As condenações impostas ao ex-ativista foram feitas à revelia. A prova mais consistente sobre sua alegada participação nos delitos repousaria em depoimentos obtidos por meio da chamada “delação premiada”. Dois dos crimes de sangue que lhe foram imputados teriam sido “cometidos” em locais bem diferentes, numa mesma hora. De outra parte, outros ativistas radicais do grupo de Battisti, também acusados de atos contra o Estado italiano, continuam desfrutando na França, sem que o governo de Paris seja questionado, da mesma liberdade de ir e vir que Cesare possuía antes de fugir para o Brasil. Se extraditado, o ex-ativista ficaria sujeito a perseguição política e correria risco de vida. Essa alegação é retrucada, pela parte adversária, com a afirmação de que, sendo um Estado democrático e de Direito, a Itália garantirá sua segurança na prisão.
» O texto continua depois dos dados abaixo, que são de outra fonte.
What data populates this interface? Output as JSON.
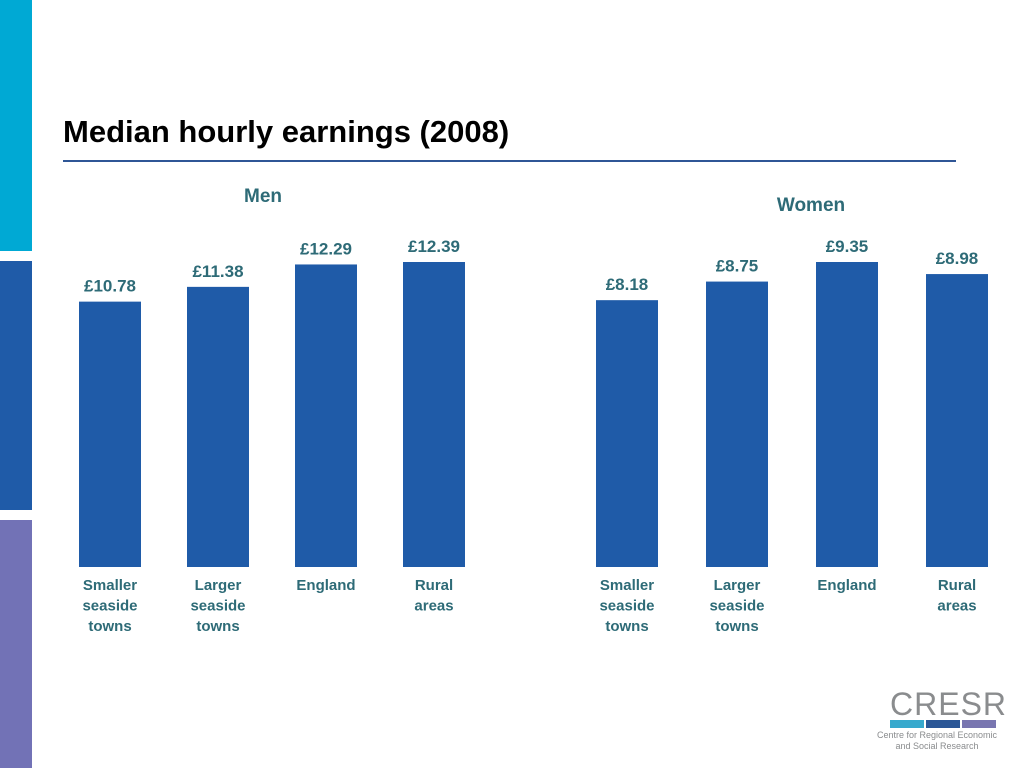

A tramitação do processo desencadeado a partir do pedido de extradição acusa, entre outros lances significativos, a decisão do então Ministro da Justiça, Tarso Genro, concedendo a Battisti a condição de refugiado político. O governo italiano recorreu da decisão ao Supremo Tribunal Federal. Por contagem apertada, reflexo dos aspectos controversos da questão, o STF cassou o refúgio político concedido, admitindo que, sob o prisma jurídico, a extradição merecia deferimento. Mas, ao mesmo tempo, entendendo que o julgamento conclusivo a respeito da conveniência e oportunidade de se atender ao pedido italiano caberia ao chefe do Estado brasileiro. O Presidente Lula, amparado em amplo parecer da Advocacia Geral da União (AGU), optou pela não extradição, submetendo a decisão ao crivo do Supremo.
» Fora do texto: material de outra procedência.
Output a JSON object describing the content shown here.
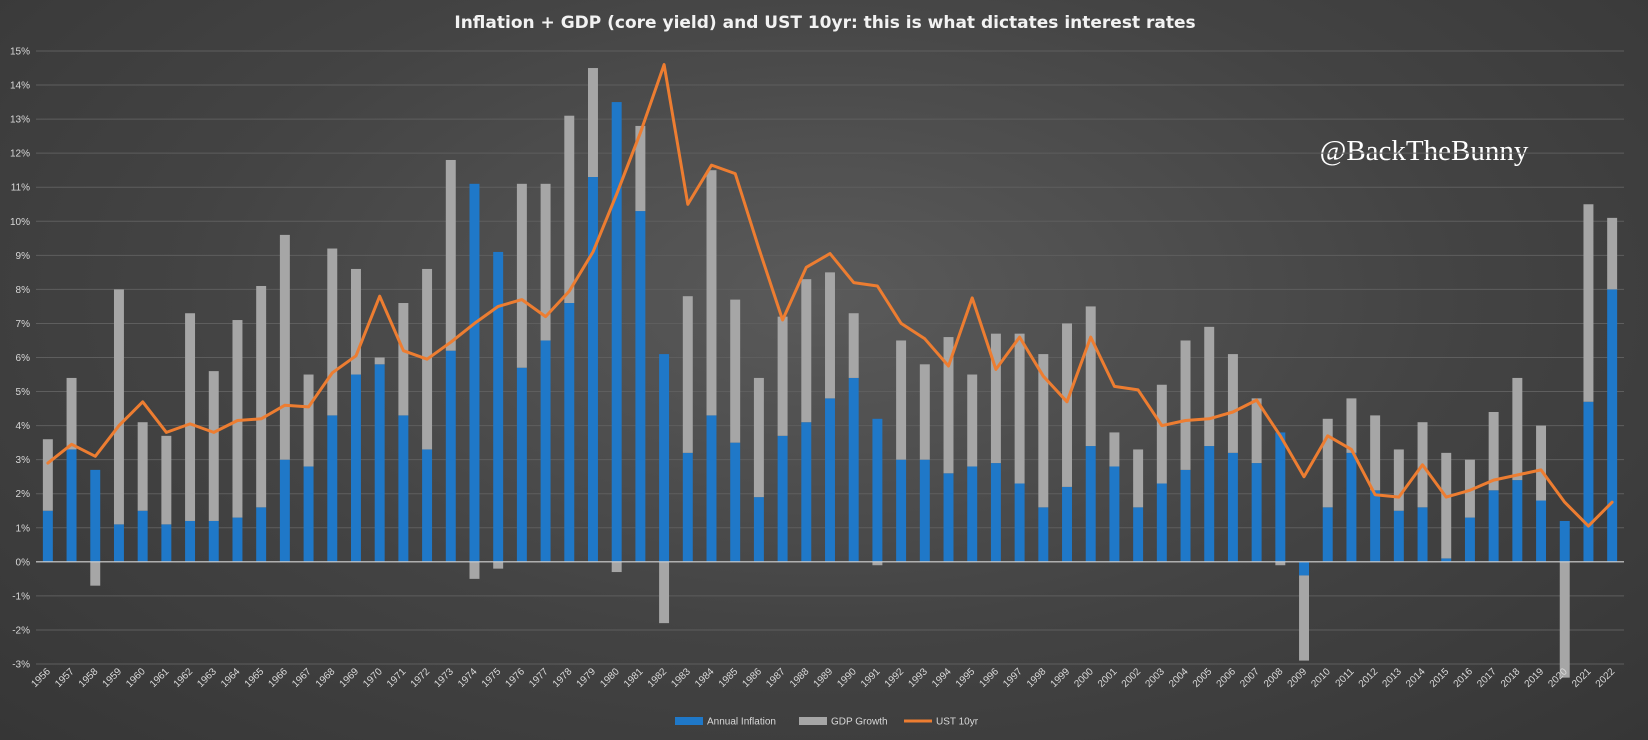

Já antes mesmo do arremate do Presidente, baseados em notícias extra-oficiais acerca da propensão brasileira de manifestar-se contrariamente aos desejos italianos, porta-vozes do governo de Roma expenderam comentários desairosos à pessoa de Lula. A solicitação de soltura de Battisti, feita pelos seus advogados e impugnada pelos advogados do Estado italiano, foi negada pelo presidente do STF, Cezar Peluzo, numa demonstração de que a Corte Suprema voltará a se manifestar sobre a palpitante e controvertida questão.
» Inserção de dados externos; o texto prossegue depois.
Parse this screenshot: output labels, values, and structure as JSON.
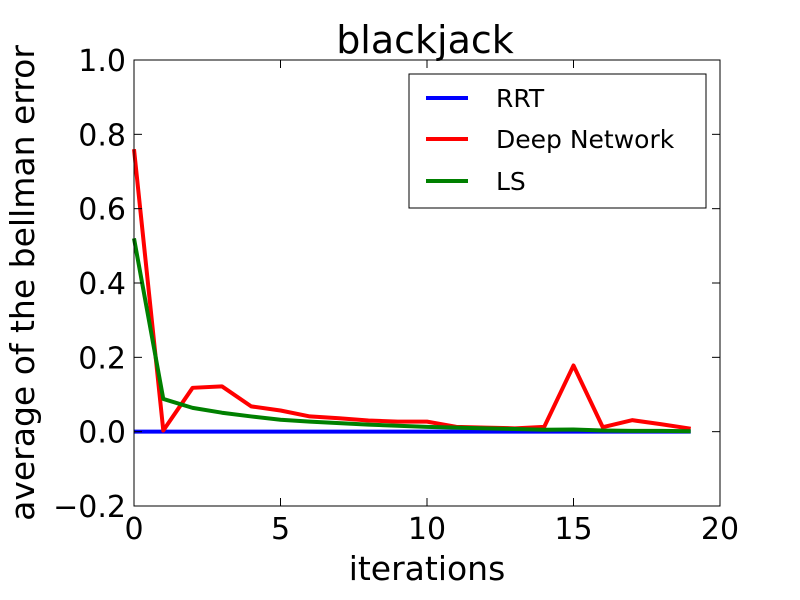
{
  "chart_data": {
    "type": "line",
    "title": "blackjack",
    "xlabel": "iterations",
    "ylabel": "average of the bellman error",
    "xlim": [
      0,
      20
    ],
    "ylim": [
      -0.2,
      1.0
    ],
    "xticks": [
      0,
      5,
      10,
      15,
      20
    ],
    "xtick_labels": [
      "0",
      "5",
      "10",
      "15",
      "20"
    ],
    "yticks": [
      -0.2,
      0.0,
      0.2,
      0.4,
      0.6,
      0.8,
      1.0
    ],
    "ytick_labels": [
      "−0.2",
      "0.0",
      "0.2",
      "0.4",
      "0.6",
      "0.8",
      "1.0"
    ],
    "grid": false,
    "legend_position": "top-right",
    "x": [
      0,
      1,
      2,
      3,
      4,
      5,
      6,
      7,
      8,
      9,
      10,
      11,
      12,
      13,
      14,
      15,
      16,
      17,
      18,
      19
    ],
    "series": [
      {
        "name": "RRT",
        "color": "#0000ff",
        "values": [
          0,
          0,
          0,
          0,
          0,
          0,
          0,
          0,
          0,
          0,
          0,
          0,
          0,
          0,
          0,
          0,
          0,
          0,
          0,
          0
        ]
      },
      {
        "name": "Deep Network",
        "color": "#ff0000",
        "values": [
          0.76,
          0.003,
          0.118,
          0.122,
          0.068,
          0.057,
          0.041,
          0.036,
          0.03,
          0.027,
          0.027,
          0.013,
          0.011,
          0.009,
          0.013,
          0.178,
          0.012,
          0.031,
          0.02,
          0.008
        ]
      },
      {
        "name": "LS",
        "color": "#008000",
        "values": [
          0.52,
          0.088,
          0.064,
          0.051,
          0.041,
          0.032,
          0.027,
          0.023,
          0.019,
          0.016,
          0.013,
          0.011,
          0.009,
          0.007,
          0.005,
          0.006,
          0.003,
          0.002,
          0.002,
          0.001
        ]
      }
    ]
  }
}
Tem-se, pois, por certo que o último capítulo da história ainda está por ser escrito. Enquanto isto, defensores e adversários da extradição continuam acumulando teses inflamadas com vistas a convencerem a atônita opinião pública do acerto de seus posicionamentos. Duas respeitadas vozes do jornalismo brasileiro dão eco ao componente controverso da questão: “Dar guarida a um delinquente comum em nome da soberania nacional é patético”, diz Mino Carta. “Trata-se, simplesmente, de uma questão de justiça (...). A ira italiana é encenação pura (...). Lula acertou ao não extraditar”, comenta Leonardo Attuch.